Breaking Symmetry Bottlenecks in GNN Readouts
Mouad Talhi, Arne Wolf, Anthea Monod
TL;DR
This work identifies a fundamental expressivity bottleneck in GNNs at the readout stage: any linear permutation-invariant readout collapses node embeddings to the trivial symmetry component via the Reynolds projection, discarding non-trivial symmetry-aware information regardless of encoder power. To overcome this, the authors propose projector-based invariant readouts that decompose node representations into symmetry-aware channels using equivariant projectors and summarize each channel with nonlinear invariant statistics, thereby preserving permutation invariance while retaining information invisible to averaging. Grounded in representation theory, they establish a factorization result for invariant readouts and demonstrate a practical, graph-dependent two-stage readout that avoids the averaging bottleneck. Empirically, swapping only the readout enables fixed encoders to distinguish WL-hard graph pairs and improves performance on symmetry-heavy benchmarks and several downstream tasks, underscoring the readout as a decisive factor in GNN expressivity.
Abstract
Graph neural networks (GNNs) are widely used for learning on structured data, yet their ability to distinguish non-isomorphic graphs is fundamentally limited. These limitations are usually attributed to message passing; in this work we show that an independent bottleneck arises at the readout stage. Using finite-dimensional representation theory, we prove that all linear permutation-invariant readouts, including sum and mean pooling, factor through the Reynolds (group-averaging) operator and therefore project node embeddings onto the fixed subspace of the permutation action, erasing all non-trivial symmetry-aware components regardless of encoder expressivity.
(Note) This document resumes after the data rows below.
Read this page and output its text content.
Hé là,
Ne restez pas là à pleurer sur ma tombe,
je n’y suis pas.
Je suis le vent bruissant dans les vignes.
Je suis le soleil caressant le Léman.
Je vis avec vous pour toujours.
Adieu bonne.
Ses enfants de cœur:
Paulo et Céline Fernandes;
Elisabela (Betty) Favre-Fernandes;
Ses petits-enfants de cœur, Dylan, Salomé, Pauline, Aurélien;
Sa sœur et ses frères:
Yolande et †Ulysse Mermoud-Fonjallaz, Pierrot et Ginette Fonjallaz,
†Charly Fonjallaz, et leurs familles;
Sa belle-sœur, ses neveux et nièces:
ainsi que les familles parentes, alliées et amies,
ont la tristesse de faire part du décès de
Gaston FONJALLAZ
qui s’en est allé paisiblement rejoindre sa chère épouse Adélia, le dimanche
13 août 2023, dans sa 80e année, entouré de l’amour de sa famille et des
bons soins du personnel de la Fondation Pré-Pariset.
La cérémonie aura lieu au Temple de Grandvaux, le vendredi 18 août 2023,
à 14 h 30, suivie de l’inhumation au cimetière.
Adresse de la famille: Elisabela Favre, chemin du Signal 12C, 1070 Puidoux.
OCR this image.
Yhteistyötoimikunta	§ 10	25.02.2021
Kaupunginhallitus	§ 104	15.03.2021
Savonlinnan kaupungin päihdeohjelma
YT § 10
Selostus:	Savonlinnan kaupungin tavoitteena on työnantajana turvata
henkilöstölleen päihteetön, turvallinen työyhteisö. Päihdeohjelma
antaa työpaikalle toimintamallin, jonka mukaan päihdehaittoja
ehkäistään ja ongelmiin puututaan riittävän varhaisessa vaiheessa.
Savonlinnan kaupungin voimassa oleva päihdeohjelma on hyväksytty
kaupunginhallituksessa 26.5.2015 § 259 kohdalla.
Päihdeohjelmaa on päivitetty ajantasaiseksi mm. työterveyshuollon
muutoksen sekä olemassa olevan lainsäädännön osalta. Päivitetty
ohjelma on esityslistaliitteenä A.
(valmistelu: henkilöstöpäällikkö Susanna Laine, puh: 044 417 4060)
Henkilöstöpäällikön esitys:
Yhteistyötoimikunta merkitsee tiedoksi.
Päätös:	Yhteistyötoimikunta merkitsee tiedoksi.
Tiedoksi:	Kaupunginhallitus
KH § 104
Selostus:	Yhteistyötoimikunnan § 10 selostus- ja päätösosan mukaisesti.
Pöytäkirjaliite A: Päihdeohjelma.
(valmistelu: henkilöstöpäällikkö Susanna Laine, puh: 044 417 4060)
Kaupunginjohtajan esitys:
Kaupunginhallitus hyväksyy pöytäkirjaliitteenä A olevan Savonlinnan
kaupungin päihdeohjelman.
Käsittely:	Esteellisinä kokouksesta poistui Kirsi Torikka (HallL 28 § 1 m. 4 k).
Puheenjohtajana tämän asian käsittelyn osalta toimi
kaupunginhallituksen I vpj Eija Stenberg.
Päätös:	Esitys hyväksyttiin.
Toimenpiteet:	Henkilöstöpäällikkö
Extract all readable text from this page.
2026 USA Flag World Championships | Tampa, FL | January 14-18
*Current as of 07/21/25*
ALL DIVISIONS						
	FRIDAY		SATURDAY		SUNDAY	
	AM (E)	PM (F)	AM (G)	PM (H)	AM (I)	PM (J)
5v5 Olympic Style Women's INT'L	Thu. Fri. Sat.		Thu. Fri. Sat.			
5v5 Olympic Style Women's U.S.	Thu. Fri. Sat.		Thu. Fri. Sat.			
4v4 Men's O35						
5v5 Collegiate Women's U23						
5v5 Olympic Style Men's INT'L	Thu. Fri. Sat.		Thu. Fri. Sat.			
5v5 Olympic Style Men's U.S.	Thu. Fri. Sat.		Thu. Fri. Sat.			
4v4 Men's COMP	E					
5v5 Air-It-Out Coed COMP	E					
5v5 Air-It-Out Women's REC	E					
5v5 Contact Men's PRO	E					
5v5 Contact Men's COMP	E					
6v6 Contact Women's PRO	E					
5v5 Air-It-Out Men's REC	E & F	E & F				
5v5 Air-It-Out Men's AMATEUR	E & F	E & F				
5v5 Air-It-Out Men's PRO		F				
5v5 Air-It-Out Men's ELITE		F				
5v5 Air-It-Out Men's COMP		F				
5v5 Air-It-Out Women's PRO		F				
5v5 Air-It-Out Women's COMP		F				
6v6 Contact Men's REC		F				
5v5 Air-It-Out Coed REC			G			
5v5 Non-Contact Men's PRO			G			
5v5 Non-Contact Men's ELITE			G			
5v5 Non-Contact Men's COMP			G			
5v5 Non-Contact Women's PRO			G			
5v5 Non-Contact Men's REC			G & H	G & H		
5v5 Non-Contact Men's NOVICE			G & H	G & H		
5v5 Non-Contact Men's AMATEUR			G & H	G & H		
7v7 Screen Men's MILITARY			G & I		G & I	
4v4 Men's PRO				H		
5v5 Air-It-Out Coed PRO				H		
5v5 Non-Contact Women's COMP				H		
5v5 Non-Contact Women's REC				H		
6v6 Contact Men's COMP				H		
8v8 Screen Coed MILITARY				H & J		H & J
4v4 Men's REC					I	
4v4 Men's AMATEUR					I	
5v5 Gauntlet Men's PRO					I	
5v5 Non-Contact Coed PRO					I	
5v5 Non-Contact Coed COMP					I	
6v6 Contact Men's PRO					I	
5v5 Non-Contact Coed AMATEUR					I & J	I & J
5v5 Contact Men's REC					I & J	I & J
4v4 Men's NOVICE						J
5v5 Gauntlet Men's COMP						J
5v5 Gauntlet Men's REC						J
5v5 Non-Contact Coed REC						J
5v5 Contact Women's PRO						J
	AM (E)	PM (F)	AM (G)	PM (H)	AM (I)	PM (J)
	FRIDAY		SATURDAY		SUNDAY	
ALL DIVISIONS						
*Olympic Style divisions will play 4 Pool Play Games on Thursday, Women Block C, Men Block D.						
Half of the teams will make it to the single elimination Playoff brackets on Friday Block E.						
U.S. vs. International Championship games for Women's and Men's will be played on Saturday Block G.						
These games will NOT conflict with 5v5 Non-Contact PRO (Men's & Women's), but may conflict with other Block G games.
This yields both a new expressivity barrier and an interpretable characterization of what global pooling preserves or destroys. To overcome this collapse, we introduce projector-based invariant readouts that decompose node representations into symmetry-aware channels and summarize them with nonlinear invariant statistics, preserving permutation invariance while retaining information provably invisible to averaging. Empirically, swapping only the readout enables fixed encoders to separate WL-hard graph pairs and improves performance across multiple benchmarks, demonstrating that readout design is a decisive and under-appreciated factor in GNN expressivity.